6. I think that competition for status is fundamentally unsatisfying. Friedland and Morimoto detect a hollowing-out of adolescence as teenagers spend all their time doing activities they think will look good on their resumes. Many adolescent volunteers cannot explain why they perform particular service activities, other than for career advantage. For faculty, constant jockeying for position makes you into the "man in the grey flannel suit." There is no fundamental reason why you should publish more articles in competitive journals in order to receive offers from higher-status institutions. However, it can be profoundly rewarding to use one's academic freedom and skills to improve the place you are. As Albert Hirschman showed,** we have two strategies for addressing shortcomings in institutions: "exit" and "voice." When you try to use voice even though you could exit, you are loyal. And the best parts of life come from loyalty. I think the fact that modern academics prefer exit is what Jason means when he talks about "market forces." And we're the ones who lose.

*Ernest T. Pascarella and Patrick T. Terenzini, How College Affects Students, vol. 2 (Jossey-Bass, 2005), p. 591
** Albert O. Hirschman, Exit, Voice, and Loyalty: Responses to Decline in Firms, Organizations, and States (Harvard, 1970)

May 1, 2006 10:06 AM | category: academia | Comments


This suggests that academics aren't involved in the community because they've become uppity and don't want to be involved. In my experience, having tried to become involved, the problem is that members of the community either don't want us or don't have anything suitable for us to do.

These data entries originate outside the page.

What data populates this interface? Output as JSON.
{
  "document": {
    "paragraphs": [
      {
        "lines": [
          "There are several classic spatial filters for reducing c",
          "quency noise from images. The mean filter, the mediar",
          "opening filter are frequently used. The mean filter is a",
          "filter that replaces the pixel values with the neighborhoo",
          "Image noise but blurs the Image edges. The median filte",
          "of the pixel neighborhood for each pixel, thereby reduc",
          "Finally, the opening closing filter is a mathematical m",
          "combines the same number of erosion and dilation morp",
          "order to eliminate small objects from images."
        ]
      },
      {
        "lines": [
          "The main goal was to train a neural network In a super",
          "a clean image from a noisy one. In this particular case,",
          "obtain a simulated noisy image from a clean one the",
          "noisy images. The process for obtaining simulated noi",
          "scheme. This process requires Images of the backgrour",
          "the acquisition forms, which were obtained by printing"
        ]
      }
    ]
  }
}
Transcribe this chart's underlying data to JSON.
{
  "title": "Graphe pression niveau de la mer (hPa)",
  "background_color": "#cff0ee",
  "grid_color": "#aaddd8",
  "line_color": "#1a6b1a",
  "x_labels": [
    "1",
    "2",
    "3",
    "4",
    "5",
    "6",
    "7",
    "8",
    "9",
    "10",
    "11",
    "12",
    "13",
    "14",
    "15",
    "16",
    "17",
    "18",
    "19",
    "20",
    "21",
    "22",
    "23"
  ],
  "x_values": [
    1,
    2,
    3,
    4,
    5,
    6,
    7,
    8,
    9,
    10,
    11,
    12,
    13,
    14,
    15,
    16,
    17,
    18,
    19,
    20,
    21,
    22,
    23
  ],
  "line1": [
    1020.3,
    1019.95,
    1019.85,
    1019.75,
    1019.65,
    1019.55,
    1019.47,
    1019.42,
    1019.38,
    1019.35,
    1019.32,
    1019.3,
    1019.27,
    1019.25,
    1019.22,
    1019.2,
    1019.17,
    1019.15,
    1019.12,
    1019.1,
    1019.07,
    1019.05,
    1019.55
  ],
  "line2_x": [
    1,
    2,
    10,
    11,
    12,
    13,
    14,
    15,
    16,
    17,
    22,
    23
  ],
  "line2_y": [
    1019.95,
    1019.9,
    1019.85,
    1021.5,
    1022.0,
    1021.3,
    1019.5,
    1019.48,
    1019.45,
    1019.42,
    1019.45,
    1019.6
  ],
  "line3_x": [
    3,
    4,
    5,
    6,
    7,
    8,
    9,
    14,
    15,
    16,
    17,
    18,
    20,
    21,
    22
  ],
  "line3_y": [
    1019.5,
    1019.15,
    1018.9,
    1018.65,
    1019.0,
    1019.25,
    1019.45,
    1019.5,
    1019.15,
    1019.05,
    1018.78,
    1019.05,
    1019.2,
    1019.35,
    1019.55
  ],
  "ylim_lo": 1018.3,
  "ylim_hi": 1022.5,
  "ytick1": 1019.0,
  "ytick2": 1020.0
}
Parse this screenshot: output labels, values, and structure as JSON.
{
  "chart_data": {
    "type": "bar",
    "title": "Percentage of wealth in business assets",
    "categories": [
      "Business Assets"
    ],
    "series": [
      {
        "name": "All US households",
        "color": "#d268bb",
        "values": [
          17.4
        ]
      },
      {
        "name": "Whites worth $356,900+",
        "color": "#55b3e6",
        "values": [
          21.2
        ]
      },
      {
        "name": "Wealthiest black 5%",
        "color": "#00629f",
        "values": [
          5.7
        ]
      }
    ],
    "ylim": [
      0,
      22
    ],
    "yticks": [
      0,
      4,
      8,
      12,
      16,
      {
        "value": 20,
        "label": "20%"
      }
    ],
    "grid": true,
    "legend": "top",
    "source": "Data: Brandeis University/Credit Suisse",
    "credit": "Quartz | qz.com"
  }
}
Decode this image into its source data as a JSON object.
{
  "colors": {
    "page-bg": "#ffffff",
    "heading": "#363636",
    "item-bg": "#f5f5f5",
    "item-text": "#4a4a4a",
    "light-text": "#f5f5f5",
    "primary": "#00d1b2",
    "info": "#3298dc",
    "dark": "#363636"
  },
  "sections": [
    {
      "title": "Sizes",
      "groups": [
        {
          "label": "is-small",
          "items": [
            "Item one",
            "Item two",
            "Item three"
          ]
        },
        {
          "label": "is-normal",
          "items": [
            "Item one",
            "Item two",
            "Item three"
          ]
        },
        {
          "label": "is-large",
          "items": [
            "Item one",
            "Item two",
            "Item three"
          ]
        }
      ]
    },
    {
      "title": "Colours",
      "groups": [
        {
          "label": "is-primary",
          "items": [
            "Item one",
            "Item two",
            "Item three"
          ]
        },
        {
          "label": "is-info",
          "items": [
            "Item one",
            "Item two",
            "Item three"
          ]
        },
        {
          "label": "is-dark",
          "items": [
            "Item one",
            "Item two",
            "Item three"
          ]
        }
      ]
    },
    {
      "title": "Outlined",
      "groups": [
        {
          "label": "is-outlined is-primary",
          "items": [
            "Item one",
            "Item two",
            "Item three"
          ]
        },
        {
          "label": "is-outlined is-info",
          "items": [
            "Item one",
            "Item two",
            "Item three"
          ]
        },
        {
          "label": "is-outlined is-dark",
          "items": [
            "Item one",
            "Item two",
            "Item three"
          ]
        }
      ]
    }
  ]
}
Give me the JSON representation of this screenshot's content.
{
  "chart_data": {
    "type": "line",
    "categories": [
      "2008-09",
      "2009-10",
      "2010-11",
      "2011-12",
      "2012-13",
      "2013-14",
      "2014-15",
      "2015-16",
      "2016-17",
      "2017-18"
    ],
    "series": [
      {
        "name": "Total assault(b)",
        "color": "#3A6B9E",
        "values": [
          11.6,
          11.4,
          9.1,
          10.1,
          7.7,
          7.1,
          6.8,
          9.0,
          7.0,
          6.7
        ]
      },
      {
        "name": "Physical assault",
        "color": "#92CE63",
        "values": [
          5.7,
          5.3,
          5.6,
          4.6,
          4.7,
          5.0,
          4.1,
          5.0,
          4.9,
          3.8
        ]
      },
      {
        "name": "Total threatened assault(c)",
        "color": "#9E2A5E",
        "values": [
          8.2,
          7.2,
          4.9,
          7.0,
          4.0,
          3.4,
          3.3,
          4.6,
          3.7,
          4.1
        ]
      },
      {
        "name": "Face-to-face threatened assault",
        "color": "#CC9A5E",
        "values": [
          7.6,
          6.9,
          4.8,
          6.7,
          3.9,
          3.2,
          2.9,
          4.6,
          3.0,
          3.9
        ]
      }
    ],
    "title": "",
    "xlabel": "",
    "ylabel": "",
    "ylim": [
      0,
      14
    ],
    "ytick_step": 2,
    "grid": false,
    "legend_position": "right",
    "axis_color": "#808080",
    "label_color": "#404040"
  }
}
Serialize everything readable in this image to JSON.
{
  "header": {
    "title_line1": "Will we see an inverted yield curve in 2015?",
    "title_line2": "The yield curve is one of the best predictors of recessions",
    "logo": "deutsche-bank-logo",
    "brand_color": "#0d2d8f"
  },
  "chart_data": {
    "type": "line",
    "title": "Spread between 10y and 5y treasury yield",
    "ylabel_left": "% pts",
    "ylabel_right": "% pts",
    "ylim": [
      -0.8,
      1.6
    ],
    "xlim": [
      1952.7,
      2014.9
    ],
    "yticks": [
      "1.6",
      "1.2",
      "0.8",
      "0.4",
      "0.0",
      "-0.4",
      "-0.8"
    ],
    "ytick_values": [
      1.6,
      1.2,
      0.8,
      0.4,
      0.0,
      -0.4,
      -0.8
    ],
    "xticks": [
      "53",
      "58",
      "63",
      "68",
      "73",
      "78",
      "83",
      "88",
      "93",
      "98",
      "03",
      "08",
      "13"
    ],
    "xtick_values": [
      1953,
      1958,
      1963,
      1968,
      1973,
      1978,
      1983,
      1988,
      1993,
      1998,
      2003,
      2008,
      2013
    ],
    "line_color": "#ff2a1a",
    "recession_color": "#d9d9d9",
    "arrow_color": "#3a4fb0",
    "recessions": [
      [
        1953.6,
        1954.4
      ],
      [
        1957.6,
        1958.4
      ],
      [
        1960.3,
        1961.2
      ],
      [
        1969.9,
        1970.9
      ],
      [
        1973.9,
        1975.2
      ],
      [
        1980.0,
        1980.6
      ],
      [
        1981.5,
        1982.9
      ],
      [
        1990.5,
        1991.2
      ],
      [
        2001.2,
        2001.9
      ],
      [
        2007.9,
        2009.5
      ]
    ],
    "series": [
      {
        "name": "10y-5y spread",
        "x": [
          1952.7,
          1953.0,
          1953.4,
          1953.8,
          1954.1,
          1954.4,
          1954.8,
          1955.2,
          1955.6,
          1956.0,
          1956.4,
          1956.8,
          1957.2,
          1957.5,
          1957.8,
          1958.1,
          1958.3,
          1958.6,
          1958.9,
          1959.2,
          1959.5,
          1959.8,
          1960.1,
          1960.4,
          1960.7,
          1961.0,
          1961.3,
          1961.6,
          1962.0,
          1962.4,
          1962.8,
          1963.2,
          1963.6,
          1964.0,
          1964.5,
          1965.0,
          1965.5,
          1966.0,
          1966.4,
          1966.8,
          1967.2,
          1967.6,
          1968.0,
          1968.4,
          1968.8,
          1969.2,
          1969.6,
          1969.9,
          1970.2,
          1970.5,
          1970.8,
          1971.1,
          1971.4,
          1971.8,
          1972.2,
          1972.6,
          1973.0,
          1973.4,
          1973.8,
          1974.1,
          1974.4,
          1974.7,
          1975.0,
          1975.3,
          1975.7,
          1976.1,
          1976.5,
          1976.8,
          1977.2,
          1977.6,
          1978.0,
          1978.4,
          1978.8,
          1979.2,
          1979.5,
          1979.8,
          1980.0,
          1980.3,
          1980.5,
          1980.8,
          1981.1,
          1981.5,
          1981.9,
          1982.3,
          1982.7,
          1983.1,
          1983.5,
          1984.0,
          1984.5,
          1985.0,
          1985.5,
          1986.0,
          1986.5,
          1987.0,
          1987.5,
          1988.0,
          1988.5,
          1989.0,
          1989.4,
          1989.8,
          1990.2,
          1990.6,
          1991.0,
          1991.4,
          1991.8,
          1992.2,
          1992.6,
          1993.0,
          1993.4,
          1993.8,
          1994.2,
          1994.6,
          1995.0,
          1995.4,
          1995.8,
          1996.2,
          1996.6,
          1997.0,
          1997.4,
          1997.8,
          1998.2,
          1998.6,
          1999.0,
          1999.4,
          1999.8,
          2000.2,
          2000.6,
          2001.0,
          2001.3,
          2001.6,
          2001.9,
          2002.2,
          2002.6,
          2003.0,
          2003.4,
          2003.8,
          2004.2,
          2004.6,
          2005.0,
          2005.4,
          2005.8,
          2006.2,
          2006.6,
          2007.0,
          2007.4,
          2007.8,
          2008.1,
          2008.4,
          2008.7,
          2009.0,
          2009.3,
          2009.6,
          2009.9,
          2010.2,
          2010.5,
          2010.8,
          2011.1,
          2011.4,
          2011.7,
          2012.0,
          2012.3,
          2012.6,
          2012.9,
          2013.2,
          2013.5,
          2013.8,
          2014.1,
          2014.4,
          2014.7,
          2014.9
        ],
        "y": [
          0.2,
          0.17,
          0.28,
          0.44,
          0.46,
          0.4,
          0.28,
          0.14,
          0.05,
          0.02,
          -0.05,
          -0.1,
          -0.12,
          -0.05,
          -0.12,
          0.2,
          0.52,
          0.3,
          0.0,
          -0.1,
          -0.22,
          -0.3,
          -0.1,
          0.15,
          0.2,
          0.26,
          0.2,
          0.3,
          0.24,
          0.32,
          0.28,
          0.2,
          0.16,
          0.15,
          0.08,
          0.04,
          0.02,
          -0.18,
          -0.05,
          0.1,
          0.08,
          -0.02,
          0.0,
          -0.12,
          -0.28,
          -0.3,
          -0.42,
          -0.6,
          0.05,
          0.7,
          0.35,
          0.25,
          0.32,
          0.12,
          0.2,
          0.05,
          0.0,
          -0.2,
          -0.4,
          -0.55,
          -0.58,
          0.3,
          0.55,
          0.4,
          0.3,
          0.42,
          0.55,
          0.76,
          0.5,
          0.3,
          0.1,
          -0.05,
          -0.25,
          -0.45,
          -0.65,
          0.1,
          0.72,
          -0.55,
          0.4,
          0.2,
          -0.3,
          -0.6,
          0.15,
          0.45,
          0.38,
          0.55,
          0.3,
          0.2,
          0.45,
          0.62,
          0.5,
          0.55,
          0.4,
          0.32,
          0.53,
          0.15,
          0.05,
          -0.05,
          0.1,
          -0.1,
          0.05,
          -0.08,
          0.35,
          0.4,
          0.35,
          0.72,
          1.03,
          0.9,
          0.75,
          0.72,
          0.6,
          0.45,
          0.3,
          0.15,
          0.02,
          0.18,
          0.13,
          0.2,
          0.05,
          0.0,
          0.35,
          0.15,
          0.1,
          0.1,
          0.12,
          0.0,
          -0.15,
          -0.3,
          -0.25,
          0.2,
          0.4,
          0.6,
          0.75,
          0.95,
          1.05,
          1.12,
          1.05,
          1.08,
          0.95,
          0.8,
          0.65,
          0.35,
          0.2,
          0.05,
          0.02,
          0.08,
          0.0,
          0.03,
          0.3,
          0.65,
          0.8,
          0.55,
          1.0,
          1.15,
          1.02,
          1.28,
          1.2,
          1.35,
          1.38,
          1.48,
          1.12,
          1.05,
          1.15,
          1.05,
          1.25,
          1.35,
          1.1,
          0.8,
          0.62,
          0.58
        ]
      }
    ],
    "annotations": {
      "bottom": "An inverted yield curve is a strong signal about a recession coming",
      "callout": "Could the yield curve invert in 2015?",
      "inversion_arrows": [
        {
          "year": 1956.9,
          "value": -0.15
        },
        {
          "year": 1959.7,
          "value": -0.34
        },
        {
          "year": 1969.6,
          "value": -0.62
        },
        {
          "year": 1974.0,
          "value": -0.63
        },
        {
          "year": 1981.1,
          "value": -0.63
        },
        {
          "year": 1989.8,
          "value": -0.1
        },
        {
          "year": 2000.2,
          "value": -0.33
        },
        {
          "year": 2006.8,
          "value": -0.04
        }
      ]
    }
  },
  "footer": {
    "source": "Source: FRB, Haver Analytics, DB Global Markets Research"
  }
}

Maybe it's because I'm female, or because my university isn't first tier--though it is a respectabile mid-range university with graduate programs--or because I just don't have a suitably professorial demeanor, but when I've tried to do my civic duty there just isn't anything for me to do that isn't basically a waste of my time. I've done lots of donkey work--stuffing envelopes, helping with rummage sales, etc.--hoping that I could get a foot in the door so that I could get to do something that would use my professional competencies. But the more envelopes I stuff, the more envelopes I'm asked to stuff.

All this work is important, and I'm happy to do it if needed. But it's time and labor intensive and I don't have a lot of time. And with the limited time I have I'd like to be able to do something that uses my professional competence--or at least the human capital I have as an educated, articulate, literate person. I'd like to be able to speak on my areas of competence, which are "relevant," to do analyses of issues, to have some input about ideas and strategies, but I cannot get my foot in the door.